Para ella ambas cosas eran lo mismo, pero no se lo dijo. Consiguió mirarle a la cara.
—Será mejor que establezcamos algunas normas básicas.
—¿Cómo cuáles?
—Tienes que estar siempre vestido en mi presencia, para empezar.
—¿No sería más fácil que nos acostumbrásemos a nuestros cuerpos? —replicó él—. La gente se dará cuenta de que nos ruborizamos por cualquier tontería.
Elsa sabía que ella sería la única que se sonrojaría. Se pasó las manos por el pelo y suspiró con frustración.
—¡Ojalá no hubiese aceptado jamás hacer esto!
—Pero aceptaste y ahora te está entrando miedo —se desabrochó el cinturón y el pantalón.
—No lo hagas.
—Swon, no seas ridícula. Deja de comportarte como una mojigata y desnúdate.
—¡Pensé que eras un caballero!
—En ese caso, supongo que te equivocaste.
Cerró los ojos y oyó cómo se quitaba los pantalones e iba hacia la cama. Volvió a abrirlos y descubrió que, afortunadamente, se había dejado puesta la ropa interior.

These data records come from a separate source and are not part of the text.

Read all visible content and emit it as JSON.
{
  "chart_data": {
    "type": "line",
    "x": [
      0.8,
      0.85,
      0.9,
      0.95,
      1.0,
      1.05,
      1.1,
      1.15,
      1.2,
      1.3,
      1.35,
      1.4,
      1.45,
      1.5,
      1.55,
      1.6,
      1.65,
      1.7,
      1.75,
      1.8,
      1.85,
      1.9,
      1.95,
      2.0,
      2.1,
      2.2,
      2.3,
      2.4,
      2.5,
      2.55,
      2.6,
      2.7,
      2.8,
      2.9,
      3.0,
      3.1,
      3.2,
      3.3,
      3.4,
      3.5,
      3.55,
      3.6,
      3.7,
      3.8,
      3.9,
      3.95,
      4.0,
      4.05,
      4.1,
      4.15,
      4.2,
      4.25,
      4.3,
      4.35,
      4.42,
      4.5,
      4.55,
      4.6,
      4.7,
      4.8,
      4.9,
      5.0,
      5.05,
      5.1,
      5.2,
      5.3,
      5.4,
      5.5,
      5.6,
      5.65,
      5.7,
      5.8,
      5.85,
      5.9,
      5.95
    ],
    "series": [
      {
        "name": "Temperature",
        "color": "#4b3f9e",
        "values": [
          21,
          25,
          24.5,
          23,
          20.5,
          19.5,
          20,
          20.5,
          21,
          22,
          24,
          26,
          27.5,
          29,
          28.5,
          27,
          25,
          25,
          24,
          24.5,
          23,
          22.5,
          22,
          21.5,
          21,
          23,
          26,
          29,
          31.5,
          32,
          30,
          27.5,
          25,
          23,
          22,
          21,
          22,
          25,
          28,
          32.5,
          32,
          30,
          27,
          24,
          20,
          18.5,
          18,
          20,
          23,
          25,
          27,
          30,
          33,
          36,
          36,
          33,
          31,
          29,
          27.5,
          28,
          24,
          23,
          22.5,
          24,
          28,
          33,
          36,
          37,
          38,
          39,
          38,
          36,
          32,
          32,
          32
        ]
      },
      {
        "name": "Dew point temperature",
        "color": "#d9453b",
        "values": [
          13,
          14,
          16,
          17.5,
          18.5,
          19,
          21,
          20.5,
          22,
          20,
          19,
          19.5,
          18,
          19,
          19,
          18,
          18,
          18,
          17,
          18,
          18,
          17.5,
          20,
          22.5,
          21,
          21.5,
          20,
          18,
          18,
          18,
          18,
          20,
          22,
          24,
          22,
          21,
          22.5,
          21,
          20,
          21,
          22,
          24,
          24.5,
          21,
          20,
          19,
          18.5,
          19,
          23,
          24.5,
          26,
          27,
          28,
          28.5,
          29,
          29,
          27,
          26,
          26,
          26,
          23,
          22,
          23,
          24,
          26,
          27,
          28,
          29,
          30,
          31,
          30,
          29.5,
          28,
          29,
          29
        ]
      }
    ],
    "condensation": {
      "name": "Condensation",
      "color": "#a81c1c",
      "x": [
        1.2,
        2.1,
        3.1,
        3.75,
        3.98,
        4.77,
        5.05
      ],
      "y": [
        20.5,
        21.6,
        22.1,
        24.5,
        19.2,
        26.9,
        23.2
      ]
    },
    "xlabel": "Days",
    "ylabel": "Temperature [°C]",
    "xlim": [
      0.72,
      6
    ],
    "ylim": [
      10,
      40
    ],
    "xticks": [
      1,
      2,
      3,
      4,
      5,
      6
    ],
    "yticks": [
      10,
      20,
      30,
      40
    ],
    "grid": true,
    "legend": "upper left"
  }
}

—Si quieres, puedes quedarte ahí toda la tarde —le informó Jack —. Yo voy a dormir.
Elsa se dio cuenta enseguida de que estaba comportándose como una tonta.
Tomó aire y terminó de deshacer la maleta. A pesar de todo, no se sentía preparada para meterse en esa cama.
Jack respiraba de forma profunda y acompasada cuando ella decidió ponerse el pijama ancho y cómodo que había llevado de casa. Se acercó a la cama con cuidado y levantó la sábana. Vio el estómago de Jack un momento, una línea de vello se perdía bajo la cinturilla de los calzoncillos. Apartó la vista.
Las sábanas estaban frías y suaves, pero a Elsa le dio la sensación de que ardían. Se quedó allí, inmóvil, consciente de que el cuerpo de Jack yacía relajado a su lado.
Se puso de lado, dándole la espalda, hecha un ovillo.
Entonces lo oyó moverse, sintió su aliento contra la piel.
—Me gusta tu pijama —le susurró—, pero te preferiría desnuda. Que descanses, Swon.